某遊べる本屋にて。
行ったことのある人は知ってると思うが、あの店は物が多くてとても通路が狭い。
従って、人がすれ違うときはとても気を遣わなくてはならない。
あるとき、大五郎(子連れ狼の主人公拝一刀の子)が乗りそうな乳母車(ベビーカーとは言いづらいサイズ)を押した女がやってきた。
俺は紳士なので、その女と乳母車を楽に通させてあげようと思って、分岐点まで通路を戻り、道をあけてやった。
しかしその女は、通路の途中で止まって商品を物色し始めた。
それなら、と思い、俺は慎重に先に進み、乳母車の横を苦労して通り抜けた。
が、そこには女の夫とみられる小太りだが若い男がいて、俺は少し体に触れてしまった。
男は「痛て~!」と叫んで倒れ、商品をなぎ倒した。
俺は、うわー、と思いながら、やはり紳士なので落ちた商品を拾ってもとに戻してやった。

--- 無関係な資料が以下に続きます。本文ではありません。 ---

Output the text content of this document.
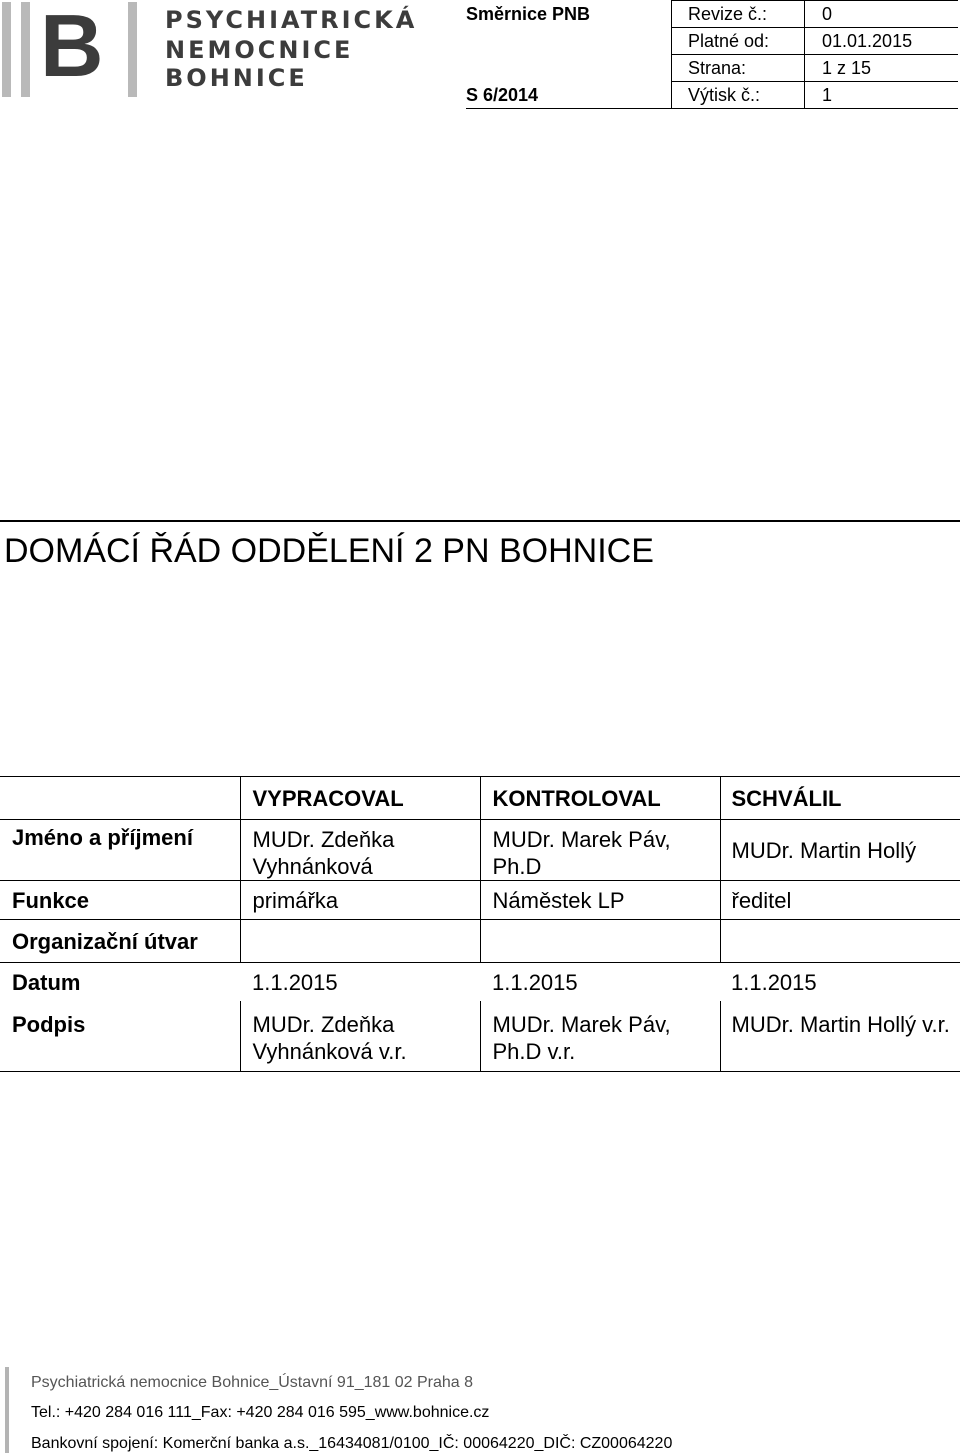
B	PSYCHIATRICKÁ
NEMOCNICE
BOHNICE
Směrnice PNB	Revize č.:	0
	Platné od:	01.01.2015
	Strana:	1 z 15
S 6/2014	Výtisk č.:	1
DOMÁCÍ ŘÁD ODDĚLENÍ 2 PN BOHNICE
	VYPRACOVAL	KONTROLOVAL	SCHVÁLIL
Jméno a příjmení	MUDr. Zdeňka Vyhnánková	MUDr. Marek Páv, Ph.D	MUDr. Martin Hollý
Funkce	primářka	Náměstek LP	ředitel
Organizační útvar			
Datum	1.1.2015	1.1.2015	1.1.2015
Podpis	MUDr. Zdeňka Vyhnánková v.r.	MUDr. Marek Páv, Ph.D v.r.	MUDr. Martin Hollý v.r.
Psychiatrická nemocnice Bohnice_Ústavní 91_181 02 Praha 8
Tel.: +420 284 016 111_Fax: +420 284 016 595_www.bohnice.cz
Bankovní spojení: Komerční banka a.s._16434081/0100_IČ: 00064220_DIČ: CZ00064220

すると男は俺に向かって「(ぶつかったことを)謝れ」と言ってきた。
正直「なにいってんだこいつ」状態だった。
ここですんなり謝っておけば簡単にすんだのだろうが、先ほどの女に道を譲った際の親切心を台無しにされた件もあったせいか、俺は
「は?」と返していた。
すると男はキレだし、嫁と子供から俺を遠ざけるためか、店員に怒られるのがイヤなのか、
「店の外に出ろ」と俺に言ってきた。
俺も、商品がごちゃごちゃしてる中で揉めるのがいやなので素直に従い、店の外へ。
そこでも男は「謝れ」、
俺は「なんで?」
どうやら男は喧嘩してでも俺に謝らせたいらしい。
しかし、俺は内心
「ちょっと触れた程度で『痛い』とか言っちゃうやつが強いわけないじゃん」
と思っていたので終始相手を舐めていたと思う。
そんな気持ちが顔に出ていたのか、相手は更に切れ、携帯電話を取り出して片手でかっこよくパカッと開いた。
そして
「今、後輩を呼ぶから待ってろ」と言った。